Dr. Edmonds: Over the last 10 years, there have been a series of reports indicating that if you give focused, long-term, bone-seeking antibiotics, you can achieve resolution of the osteomyelitis without recourse to surgery. The success rates vary, but there is approximately a 70-80% resolution with antibiotics alone. We initially would try antibiotics and monitor the patient very closely such that if we see progress we will carry on with antibiotics and if there is deterioration then we would resort to surgery. But, it partly depends on the scenario in which you get the bone infection. If you’ve got a scenario where the rest of the foot is severely infected and there is gangrene, then that means surgery. So it’s a spectrum from severe infection with gangrene and bone infection down to mild infection with some degree of bone infection. It’s in the middle of the spectrum that you have to decide whether to go for surgery or antibiotics.
Diabetes1: Can people expect a full recovery from osteomyelitis or is it chronic condition?
Dr.
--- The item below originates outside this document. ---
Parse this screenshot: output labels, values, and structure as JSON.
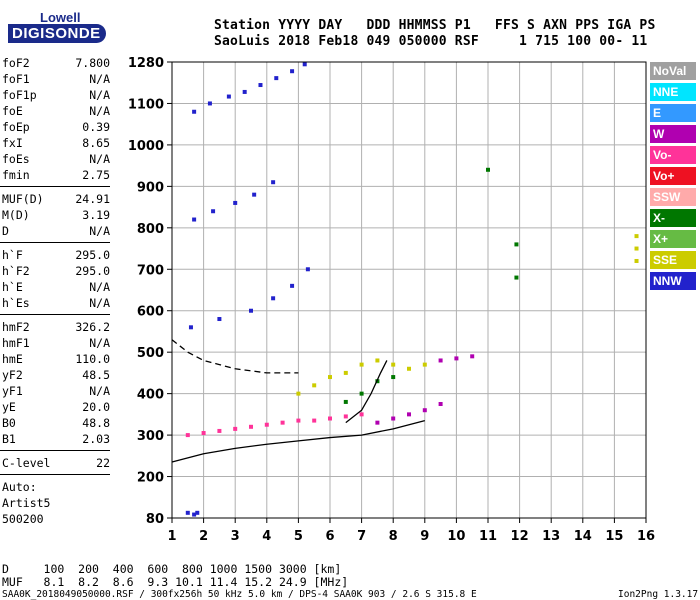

Edmonds:You can expect a full recovery. Usually the osteomyelitis is developed from an ulcer where the bacteria has entered. So the ultimate short-term aim is to cure the osteomyelitis either by chopping the bone out or sterilizing it by antibiotics and to get the overlying ulcer healed. Once that’s healed, the foot is intact, but in the background the patient still has the neuropathy and is prone to recurring ulceration and is still prone to infection. So if you can get a patient healed, follow them up very closely, and they look after their feet very well, then theoretically they won’t get a recurrence. But people do get recurrences.
Diabetes1: What do you envision for the future of diabetic foot medicine? Will light therapy and nitrogen oxide play a greater role or is something else on the horizon?
Dr. Edmonds: The practical issue at the moment is to allow all diabetic patients to have access to multidisciplinary, specialized clinics that will get their ulcers and their osteomyelitis under control. We haven’t in this interview broached the issue of ischemia, but diabetics also have a reduction in blood supply, which has to be dealt with in conjunction with treating the osteomyelitis. Those treatments are given appropriately and early and you get very rapid healing and you can keep these patients free from amputation. So, I think its doing what we say we are doing. In a sense that is the overall umbrella approach. The ultimate aim, of course, is to prevent the neuropathy. If you prevent the neuropathy, then you will prevent all these people from getting ulcers. But there is a limited understanding of neuropathy at the present, so we cannot reverse that. There are new methods to treat ulcers which are ultrasound or radio waves. Those are under investigation. Nitric oxide therapy may be important. Perhaps, if these techniques can be shown to be efficacious, then they will be used aggressively and early to get these patients healed before they have developed infection or osteomyelitis. The first thing is to prevent the neuropathy. The second thing is to prevent the ulcer. Thirdly, is to heal the ulcer quickly to prevent infection. Finally, is to treat the infection aggressively before they get gangrene and need amputation.
Dr. Edmonds is also the author of numerous research articles and books on the care of the diabetic foot, including the 'Practical Manual of Diabetic Foot Care'.